Monday, December 14, 2009

Holiday Spirit Made to Order, at $95 an Hour

"Interior designer finds a holiday decorating niche"
Value Added, Tom Heath, Washington Post (December 14, 2009)

"My love for Christmas started when I was a kid in Syracuse, N.Y.

"The holiday was a very big deal in our house. I would go up into the attic and fetch the decorations with my mom. My sister and I would bake Christmas cookies with my aunt Mimi, who lived upstairs in our two-family house. We would gather on a Saturday afternoon before the holiday and put up the Christmas tree. Bing Crosby crooned on the record player.

"Each of us would hang our favorite ornament, some of which my aunt had purchased for us. (I had an angel that went on top of the tree, which will bring some laughs from people who know me.)..."

The column isn't about Mr. Heath's reminiscences: it's about Andrea Hickman of A. Hickman Design.

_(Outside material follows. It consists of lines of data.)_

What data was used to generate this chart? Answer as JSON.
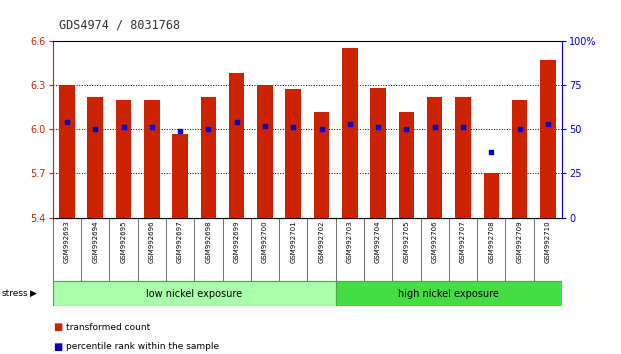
{
  "title": "GDS4974 / 8031768",
  "samples": [
    "GSM992693",
    "GSM992694",
    "GSM992695",
    "GSM992696",
    "GSM992697",
    "GSM992698",
    "GSM992699",
    "GSM992700",
    "GSM992701",
    "GSM992702",
    "GSM992703",
    "GSM992704",
    "GSM992705",
    "GSM992706",
    "GSM992707",
    "GSM992708",
    "GSM992709",
    "GSM992710"
  ],
  "bar_values": [
    6.3,
    6.22,
    6.2,
    6.2,
    5.97,
    6.22,
    6.38,
    6.3,
    6.27,
    6.12,
    6.55,
    6.28,
    6.12,
    6.22,
    6.22,
    5.7,
    6.2,
    6.47
  ],
  "pct_ranks": [
    54,
    50,
    51,
    51,
    49,
    50,
    54,
    52,
    51,
    50,
    53,
    51,
    50,
    51,
    51,
    37,
    50,
    53
  ],
  "ylim_left": [
    5.4,
    6.6
  ],
  "ylim_right": [
    0,
    100
  ],
  "yticks_left": [
    5.4,
    5.7,
    6.0,
    6.3,
    6.6
  ],
  "yticks_right": [
    0,
    25,
    50,
    75,
    100
  ],
  "ytick_right_labels": [
    "0",
    "25",
    "50",
    "75",
    "100%"
  ],
  "bar_color": "#cc2200",
  "dot_color": "#0000cc",
  "bg_color": "#ffffff",
  "low_group_label": "low nickel exposure",
  "high_group_label": "high nickel exposure",
  "stress_label": "stress",
  "legend_bar_label": "transformed count",
  "legend_dot_label": "percentile rank within the sample",
  "bar_bottom": 5.4,
  "low_count": 10,
  "high_count": 8,
  "label_bg": "#cccccc",
  "low_color": "#aaffaa",
  "high_color": "#44dd44",
  "group_border": "#44aa44"
}
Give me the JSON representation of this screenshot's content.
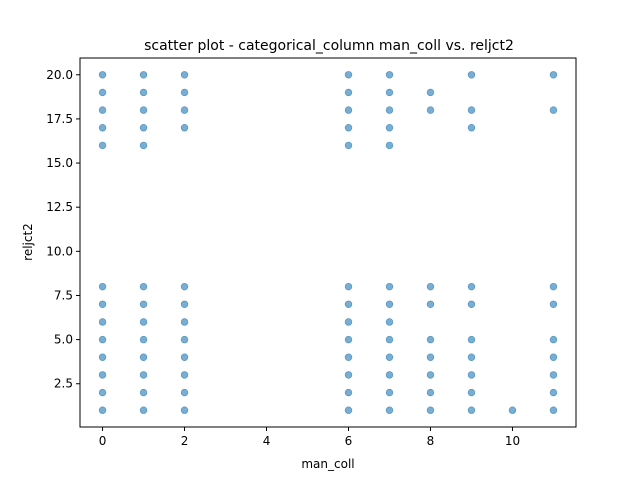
{
  "chart_data": {
    "type": "scatter",
    "title": "scatter plot - categorical_column man_coll vs. reljct2",
    "xlabel": "man_coll",
    "ylabel": "reljct2",
    "xlim": [
      -0.55,
      11.55
    ],
    "ylim": [
      0.05,
      20.95
    ],
    "xticks": [
      0,
      2,
      4,
      6,
      8,
      10
    ],
    "xtick_labels": [
      "0",
      "2",
      "4",
      "6",
      "8",
      "10"
    ],
    "yticks": [
      2.5,
      5.0,
      7.5,
      10.0,
      12.5,
      15.0,
      17.5,
      20.0
    ],
    "ytick_labels": [
      "2.5",
      "5.0",
      "7.5",
      "10.0",
      "12.5",
      "15.0",
      "17.5",
      "20.0"
    ],
    "grid": false,
    "marker_color": "#1f77b4",
    "series": [
      {
        "points": [
          {
            "x": 0,
            "y": 1
          },
          {
            "x": 0,
            "y": 2
          },
          {
            "x": 0,
            "y": 3
          },
          {
            "x": 0,
            "y": 4
          },
          {
            "x": 0,
            "y": 5
          },
          {
            "x": 0,
            "y": 6
          },
          {
            "x": 0,
            "y": 7
          },
          {
            "x": 0,
            "y": 8
          },
          {
            "x": 0,
            "y": 16
          },
          {
            "x": 0,
            "y": 17
          },
          {
            "x": 0,
            "y": 18
          },
          {
            "x": 0,
            "y": 19
          },
          {
            "x": 0,
            "y": 20
          },
          {
            "x": 1,
            "y": 1
          },
          {
            "x": 1,
            "y": 2
          },
          {
            "x": 1,
            "y": 3
          },
          {
            "x": 1,
            "y": 4
          },
          {
            "x": 1,
            "y": 5
          },
          {
            "x": 1,
            "y": 6
          },
          {
            "x": 1,
            "y": 7
          },
          {
            "x": 1,
            "y": 8
          },
          {
            "x": 1,
            "y": 16
          },
          {
            "x": 1,
            "y": 17
          },
          {
            "x": 1,
            "y": 18
          },
          {
            "x": 1,
            "y": 19
          },
          {
            "x": 1,
            "y": 20
          },
          {
            "x": 2,
            "y": 1
          },
          {
            "x": 2,
            "y": 2
          },
          {
            "x": 2,
            "y": 3
          },
          {
            "x": 2,
            "y": 4
          },
          {
            "x": 2,
            "y": 5
          },
          {
            "x": 2,
            "y": 6
          },
          {
            "x": 2,
            "y": 7
          },
          {
            "x": 2,
            "y": 8
          },
          {
            "x": 2,
            "y": 17
          },
          {
            "x": 2,
            "y": 18
          },
          {
            "x": 2,
            "y": 19
          },
          {
            "x": 2,
            "y": 20
          },
          {
            "x": 6,
            "y": 1
          },
          {
            "x": 6,
            "y": 2
          },
          {
            "x": 6,
            "y": 3
          },
          {
            "x": 6,
            "y": 4
          },
          {
            "x": 6,
            "y": 5
          },
          {
            "x": 6,
            "y": 6
          },
          {
            "x": 6,
            "y": 7
          },
          {
            "x": 6,
            "y": 8
          },
          {
            "x": 6,
            "y": 16
          },
          {
            "x": 6,
            "y": 17
          },
          {
            "x": 6,
            "y": 18
          },
          {
            "x": 6,
            "y": 19
          },
          {
            "x": 6,
            "y": 20
          },
          {
            "x": 7,
            "y": 1
          },
          {
            "x": 7,
            "y": 2
          },
          {
            "x": 7,
            "y": 3
          },
          {
            "x": 7,
            "y": 4
          },
          {
            "x": 7,
            "y": 5
          },
          {
            "x": 7,
            "y": 6
          },
          {
            "x": 7,
            "y": 7
          },
          {
            "x": 7,
            "y": 8
          },
          {
            "x": 7,
            "y": 16
          },
          {
            "x": 7,
            "y": 17
          },
          {
            "x": 7,
            "y": 18
          },
          {
            "x": 7,
            "y": 19
          },
          {
            "x": 7,
            "y": 20
          },
          {
            "x": 8,
            "y": 1
          },
          {
            "x": 8,
            "y": 2
          },
          {
            "x": 8,
            "y": 3
          },
          {
            "x": 8,
            "y": 4
          },
          {
            "x": 8,
            "y": 5
          },
          {
            "x": 8,
            "y": 7
          },
          {
            "x": 8,
            "y": 8
          },
          {
            "x": 8,
            "y": 18
          },
          {
            "x": 8,
            "y": 19
          },
          {
            "x": 9,
            "y": 1
          },
          {
            "x": 9,
            "y": 2
          },
          {
            "x": 9,
            "y": 3
          },
          {
            "x": 9,
            "y": 4
          },
          {
            "x": 9,
            "y": 5
          },
          {
            "x": 9,
            "y": 7
          },
          {
            "x": 9,
            "y": 8
          },
          {
            "x": 9,
            "y": 17
          },
          {
            "x": 9,
            "y": 18
          },
          {
            "x": 9,
            "y": 20
          },
          {
            "x": 10,
            "y": 1
          },
          {
            "x": 11,
            "y": 1
          },
          {
            "x": 11,
            "y": 2
          },
          {
            "x": 11,
            "y": 3
          },
          {
            "x": 11,
            "y": 4
          },
          {
            "x": 11,
            "y": 5
          },
          {
            "x": 11,
            "y": 7
          },
          {
            "x": 11,
            "y": 8
          },
          {
            "x": 11,
            "y": 18
          },
          {
            "x": 11,
            "y": 20
          }
        ]
      }
    ]
  }
}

She told the Washington Post columnist:

"...that preserving those traditions can be the toughest part of her Christmas decorating business.

"The family heirlooms may be old and falling apart, but 'I've got to make those things work and make [the client] love them again' so they don't stick out like a sore thumb, said Hickman, who talked to me from her studio as she was preparing to decorate a hall for a big Christmas party at Mary Washington College...."

She doesn't just to Christmas season decorating: that's around $5,000 of her $80,000 or so a year income.

The column gives a pretty good overview of the interior decorating business, with particular attention on the 'fix up other people's homes for Christmas' aspect of the profession.

When Hickman's on the clock, she charges $95 an hour. Jobs range, we're told, from about $500 for an afternoon's advice to $10,000 for a week of making a mansion or office look good for Christmas. We also find up that a 30 percent markup from wholesale is an industry standard for decor items.

We get a (very short) look at what pointed her toward interior decoration as a career, and how she got started.

I'd never pay someone $500 to tell me how to make my home look good. let alone $10,000. But, hey: if someone has that kind of money, and lacks either time, energy, or ability to do the job, why not?

One thing I've learned is that not everybody lives the same way. Take "family heirlooms," for example. One of ours is an iron-bound wooden chest that carried one set of my ancestors' worldly possessions across the Atlantic in the second ship they tried. The first ship sprang a leak or something - but that's another story. The lock hasn't worked for about a generation, but we've got the pieces, and if it's needed someday, we'll fix it. Meanwhile, it's a practical storage locker: a serviceable, fairly rugged item. And currently assigned to the household of one of my daughters.

But that's us. We're of the class that might work for some of Hickman's clients. But that's another topic.

Bottom line? This is a pretty good article: a little nice holiday sentiment; a peek inside a specialized profession; and a look at one facet of American culture.